While recent GDP readings have showed inconsistency repeatedly, investors should not ignore GDP readings totally, said IHS chief economist Nariman Behravesh.
But there are at least three different problems with the GDP data series. The first is seasonality; there are huge swings in seasonality – for instance the first-quarter data is almost always underestimated. The government doesn’t seem to know how to deal with the first-quarter GDP data – whether it’s bad weather or something else.
If investors go back in history, the GDP data is always way off, especially the first-quarter reading because of seasonal adjustment problems. Secondly, the Bureau of Labor Statistics allows the inventory numbers to swing the headline GDP reading a lot because inventory numbers are highly volatile. While the GDP reading bounces around, employment readings have been fairly steady.

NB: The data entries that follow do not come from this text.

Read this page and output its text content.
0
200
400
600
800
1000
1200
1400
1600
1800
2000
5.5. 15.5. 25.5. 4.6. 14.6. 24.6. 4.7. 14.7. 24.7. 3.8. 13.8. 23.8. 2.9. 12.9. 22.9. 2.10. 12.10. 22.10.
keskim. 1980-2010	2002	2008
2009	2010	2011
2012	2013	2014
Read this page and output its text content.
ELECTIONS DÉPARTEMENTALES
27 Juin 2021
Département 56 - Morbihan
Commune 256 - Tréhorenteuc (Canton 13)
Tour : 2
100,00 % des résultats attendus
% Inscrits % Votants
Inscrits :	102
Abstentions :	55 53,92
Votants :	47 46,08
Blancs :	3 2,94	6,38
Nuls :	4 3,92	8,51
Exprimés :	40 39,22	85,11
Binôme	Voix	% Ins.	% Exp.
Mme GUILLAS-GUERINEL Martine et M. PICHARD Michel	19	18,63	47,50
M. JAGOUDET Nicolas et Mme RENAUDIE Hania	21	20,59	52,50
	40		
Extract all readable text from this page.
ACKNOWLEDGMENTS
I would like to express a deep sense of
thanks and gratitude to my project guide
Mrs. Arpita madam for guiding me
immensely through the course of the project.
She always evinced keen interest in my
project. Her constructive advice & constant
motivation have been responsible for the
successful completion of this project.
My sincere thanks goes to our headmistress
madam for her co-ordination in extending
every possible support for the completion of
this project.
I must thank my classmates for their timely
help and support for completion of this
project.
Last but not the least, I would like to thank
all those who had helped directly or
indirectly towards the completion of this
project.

To reconcile the apparent conflict, IHS analyzes a different number called final-sales-to- domestic-purchases because that takes out exports and inventories and gives a much more stable data series.
Thirdly, the current GDP framework was designed for the industrial age whereas global economies are in the information age; governments do not know how to measure the output of information companies. IHS doesn’t know what the GDP data measures anyway because the information technology sector has grown so much, he noted.
Asked if he looks at GDP readings or ignores them, Nariman said he looks past them – he first looks at them and then ignores them.
When the employment and GDP data conflict, the Fed goes with the jobs report because they believe it’s more accurate.
Asked to explain the phrase ‘the Fed is data dependent’ when the data itself can not be depended upon, Nariman said even he’s not sure what Fed’s data dependency means and that’s something the Fed is wresting-with to explain: which data points could be trusted and believed.
The Fed is obviously paying much more attention to the employment data even though that data has got some issues as well. However, in a sense, the employment reading is a more reliable guide to what’s going on in the underlying economy, he concluded.